Benchmarking different approaches to convert surface solar irradiance into PV power production : a case study with an operational forecast system for a roof-top PV farm

Photovoltaic production of a given solar power plant is mainly correlated with solar irradiance reaching the solar panel and to a lesser extent with air temperature and wind speed. Therefore, available energy in a building with roof-top photovoltaic (PV) panels in self-consumption can be highly variable due to cloud cover stochastic behaviour. Accurate irradiance forecast within the next hours are useful to help the energy management system of the building to cope with this variability and thus to maximize the consumption of the locally generated electricity at the expense of grid energy, then reducing financial and environmental costs of the overall building energy consumption.

Any solar energy forecast solution presents several sources of uncertainty at each main steps of the process: cloud forecast, radiative transfer of cloud and aerosols, irradiance conversion into power. Reducing the uncertainty of PV power modelled from irradiance forecast is a specific issue because it depends on certain conditions of the forecast application. PV performance models convert irradiance into PV power if PV cells characteristics are known and correctly specified by manufacturer, which is not always the case. Moreover, unexpected shadowing, panel surface soiling or aging of materials cannot be easily taken into account. If a consistent historical record of PV power data is available, a model output statistics (MOS) helps to decrease these induced uncertainties. If only real-time data are available, adaptive calibration using Kalman filter can improve the accuracy. If both historical and real-time data access are available, various machine learning approaches can set up more accurate MOS.

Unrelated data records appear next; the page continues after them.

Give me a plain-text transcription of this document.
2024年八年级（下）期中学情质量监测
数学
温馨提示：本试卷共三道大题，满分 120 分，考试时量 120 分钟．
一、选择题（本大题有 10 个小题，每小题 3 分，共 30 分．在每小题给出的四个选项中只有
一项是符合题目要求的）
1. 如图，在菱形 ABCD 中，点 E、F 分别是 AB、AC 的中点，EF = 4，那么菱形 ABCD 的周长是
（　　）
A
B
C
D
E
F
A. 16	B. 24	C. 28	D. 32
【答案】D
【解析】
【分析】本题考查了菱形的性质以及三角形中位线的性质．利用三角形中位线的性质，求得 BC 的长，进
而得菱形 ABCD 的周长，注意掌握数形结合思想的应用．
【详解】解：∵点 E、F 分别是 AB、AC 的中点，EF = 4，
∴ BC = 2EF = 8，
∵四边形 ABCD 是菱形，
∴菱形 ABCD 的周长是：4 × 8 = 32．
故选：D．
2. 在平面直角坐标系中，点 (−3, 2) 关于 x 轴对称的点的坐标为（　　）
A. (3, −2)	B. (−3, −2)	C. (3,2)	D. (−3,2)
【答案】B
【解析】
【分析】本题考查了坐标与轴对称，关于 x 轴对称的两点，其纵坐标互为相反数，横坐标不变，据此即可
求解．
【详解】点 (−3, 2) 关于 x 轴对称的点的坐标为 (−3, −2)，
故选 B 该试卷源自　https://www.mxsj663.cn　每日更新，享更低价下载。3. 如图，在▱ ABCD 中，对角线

The start-up incubator of Institut Polytechnique de Paris is a building equipped with a roof-top PV farm with a total capacity of 17 kWp, made up with 53 using 8 different technologies with several tilted angle and some panels are equipped with reflectors. Minute PV power data have been continuously recorded from July 2020 onwards, collocated with the irradiance measurements of the Palaiseau BSRN station. This exceptional testbed enabled us to benchmark the several approaches for PV power modelling. We implement reference algorithms (linear regression, Kalman filter and autoregression) simulating respectively the availability data conditions (historical, real-time, both) and compared them with more complex machine-learning approaches. Results according to data availability, season, solar zenith angle, air temperature and irradiance variability are discussed. One of the outcome is that availability of real-time power measurements improves significantly forecasting results in most weather situations.